Daar stopped, his gaze lifted to the ceiling but focused inwardly in thought. "I should probably send ya back about ten years after the Highlanders disappeared."
"I'm not getting your book, old man."
Daar leveled his crystal-clear blue eyes on Robbie. "Ya have no choice," he softly told him. "Not if ya want your family to stay intact. Tomorrow at sunset on the summit," he said, turning and walking out the door.
Robbie stood rooted in place for several seconds, then rushed out onto the porch. "Why me?" he asked the retreating priest. "Why not Greylen or my father or Morgan? They know that time, the ways of the people, and the terrain."

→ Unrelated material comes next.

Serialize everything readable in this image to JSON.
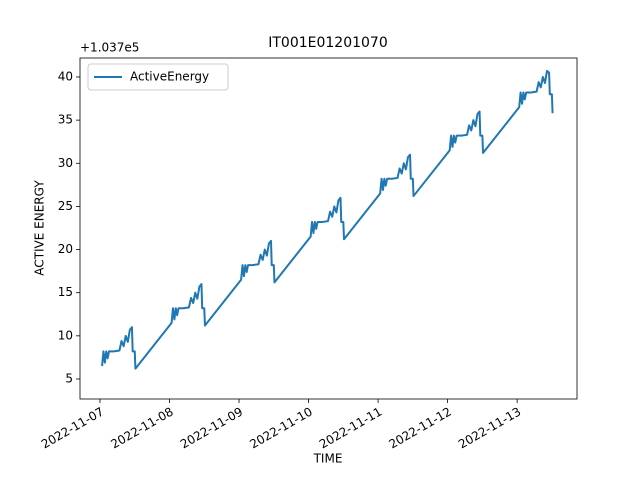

Daar stopped in the middle of the driveway and turned to face him. "Though still vital men, they're too old, Robbie," he said. "I'm needing a powerful warrior in his prime. Someone strong and cunning and capable, who can be lethal if need be."
"What about Callum's son? Or one of Morgan's boys?"
Daar shook his head. "Their strengths run to business, not warring. MacBain raised you as a guardian. He understood your calling and prepared you well." Daar shot him a crooked grin. "I'm thinking your short career as a modern soldier may also prove helpful, though you won't be able to take any modern weapons with you."
"It's a moot point, because I am not going."
"Then I suggest ya enjoy what little time ya have left with your papa and uncles," Daar said, turning away and walking into the woods.